Two Musicians Find the Perfect Harmony On and Offstage

There was a time when having three sisters didn’t work in Neal Thomas Yakopin’s favor. For example, when he was in the eighth grade, they collectively enforced a strict one-hour limit on his basement drum practice. “It would be, ‘Hey, Neal, time is up, cut that out,’” he said.

The perks of his girl-dominant childhood are now apparent to Mr. Yakopin. Makeup-strewn bathroom counters don’t bother him at all, he said. And he is so accustomed to being overruled by women that he rarely lets quibbles with them escalate.

Instead, he said, “I’m always thinking, What can I do to understand this from your perspective?” It’s one of the reasons he cites for the health of his relationship with Lauren Alexis Hobbs. Knowing she appreciates his drumming has worked out well for the couple, too.

Mr. Yakopin and Ms. Hobbs, both 30 and now living in Nashville, are professional musicians. Ms. Hobbs is half of the country duo the Hobbs Sisters with her identical twin sister, Hannah Hobbs. Mr. Yakopin is a drummer for Nashville artists including Nate Smith. They met in February 2019, when the Hobbs Sisters, who use a revolving cast of musicians, were in the market for a drummer.

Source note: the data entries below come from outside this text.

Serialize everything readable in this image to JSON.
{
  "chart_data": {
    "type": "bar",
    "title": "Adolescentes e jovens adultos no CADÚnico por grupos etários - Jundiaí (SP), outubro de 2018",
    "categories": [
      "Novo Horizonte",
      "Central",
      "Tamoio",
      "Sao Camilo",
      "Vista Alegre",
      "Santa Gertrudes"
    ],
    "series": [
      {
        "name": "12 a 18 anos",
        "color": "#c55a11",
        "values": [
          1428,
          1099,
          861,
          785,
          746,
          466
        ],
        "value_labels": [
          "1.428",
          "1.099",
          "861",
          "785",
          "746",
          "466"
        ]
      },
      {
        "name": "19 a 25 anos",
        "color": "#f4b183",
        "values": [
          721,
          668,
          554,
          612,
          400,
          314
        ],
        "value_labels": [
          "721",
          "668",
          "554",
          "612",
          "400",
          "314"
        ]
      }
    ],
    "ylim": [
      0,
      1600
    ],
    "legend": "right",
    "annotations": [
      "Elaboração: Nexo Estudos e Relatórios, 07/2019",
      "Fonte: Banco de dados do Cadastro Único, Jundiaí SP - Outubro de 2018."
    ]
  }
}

Joey Cataneo, the duo’s guitar player, had recommended Mr. Yakopin for a summer tour of fairs and festivals the sisters were putting together in towns including Sidney, Ohio, and Laurelton, Pa. Calling Mr. Yakopin to see if he was interested in joining the band fell on Lauren Hobbs half of the duo’s to-do list. When he said he was game, she sent him 20 Hobbs Sisters songs and asked him to meet them at their next rehearsal, at Audible Images Studio in Pittsburgh the following month.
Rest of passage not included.